Das sorgte für mehr Topduelle unter den Topteams, mehr Attraktivität und auch höhere Startprämien. Mit dem Einzug darf sich St. Pölten über 400.000 Euro Antrittsgeld freuen. Darüber hinaus winken Duelle mit der Crème de la Crème des europäischen Klubfußballs, etwa Barcelona oder Lyon. Für Eder geht ein Traum in Erfüllung: "Die ganze Arbeit, die ganzen Niederlagen haben sich endlich ausgezahlt. Ein Kindheitstraum." Auch St. Pöltens Präsident Wilfried Schmaus spricht von einem "Meilenstein."

Apropos Aufwertung und Attraktivität: Die Euro in England im Sommer brach in puncto Aufmerksamkeit Rekorde, vor Ort und vor den TV-Geräten. Auch die siegreichen Engländerinnen sprachen von einem Meilenstein für den Fußball. Man erhoffte sich Nachhaltigkeit nach einem punktuellen Hype.

Verspätung

In manchen Ländern ist es aufgegangen. Das Eröffnungsspiel der deutschen Liga zwischen Frankfurt und den Bayern sahen 23.300 Fans live, beim Londoner Derby zwischen Arsenal und Tottenham waren gar knapp 48.000.

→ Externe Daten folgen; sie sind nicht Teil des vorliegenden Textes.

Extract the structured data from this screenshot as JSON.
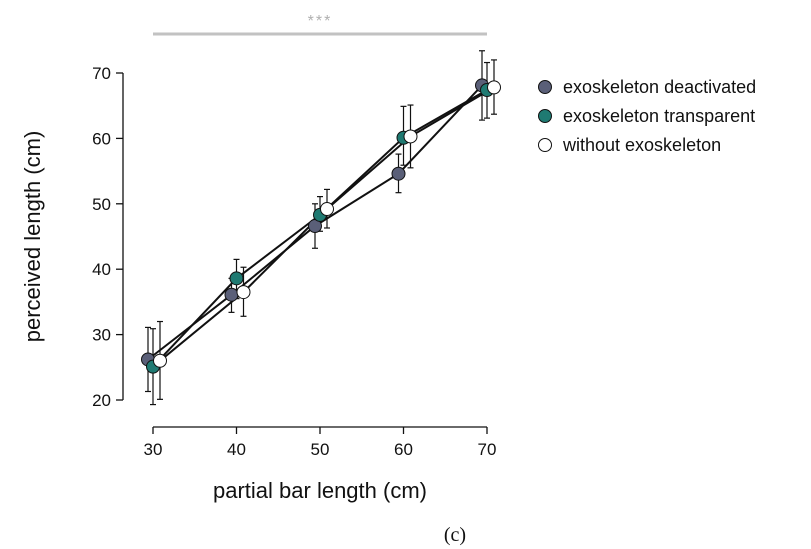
{
  "chart_data": {
    "type": "line",
    "xlabel": "partial bar length (cm)",
    "ylabel": "perceived length (cm)",
    "x": [
      30,
      40,
      50,
      60,
      70
    ],
    "xticks": [
      "30",
      "40",
      "50",
      "60",
      "70"
    ],
    "yticks": [
      "20",
      "30",
      "40",
      "50",
      "60",
      "70"
    ],
    "xlim": [
      27,
      73
    ],
    "ylim": [
      18,
      74
    ],
    "grid": false,
    "legend_position": "top-right",
    "series": [
      {
        "name": "exoskeleton deactivated",
        "color": "#5a5f78",
        "values": [
          26.2,
          36.1,
          46.6,
          54.6,
          68.1
        ],
        "err_low": [
          21.3,
          33.4,
          43.2,
          51.7,
          62.8
        ],
        "err_high": [
          31.1,
          38.6,
          50.0,
          57.6,
          73.4
        ]
      },
      {
        "name": "exoskeleton transparent",
        "color": "#1f7a72",
        "values": [
          25.1,
          38.6,
          48.3,
          60.1,
          67.4
        ],
        "err_low": [
          19.3,
          35.5,
          45.8,
          55.9,
          63.1
        ],
        "err_high": [
          30.9,
          41.5,
          51.1,
          64.9,
          71.6
        ]
      },
      {
        "name": "without exoskeleton",
        "color": "#ffffff",
        "values": [
          26.0,
          36.5,
          49.2,
          60.3,
          67.8
        ],
        "err_low": [
          20.1,
          32.8,
          46.3,
          55.5,
          63.7
        ],
        "err_high": [
          32.0,
          40.3,
          52.2,
          65.1,
          72.0
        ]
      }
    ],
    "significance": {
      "label": "***",
      "from_x": 30,
      "to_x": 70
    },
    "panel_label": "(c)"
  }
}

In St. Pölten kamen nur 1070 Fans. Eder sieht das gelassen: "Man kann die großen Ligen nicht mit Österreich vergleichen." Die Mittelfeldspielerin ortet eine gewisse Gemütlichkeit. Und die Abhängigkeit von Erfolgserlebnissen: "Ich kenne das aus dem Nationalteam." Natürlich gebe es aber bei Marketing und Werbung noch "Luft nach oben". Aus sportlicher Sicht haben sowohl das ÖFB-Team als auch St. Pölten die Weichen gestellt. Jetzt gilt es, den Zug auch nicht zu verpassen. (Andreas Hagenauer, 29.9.2022)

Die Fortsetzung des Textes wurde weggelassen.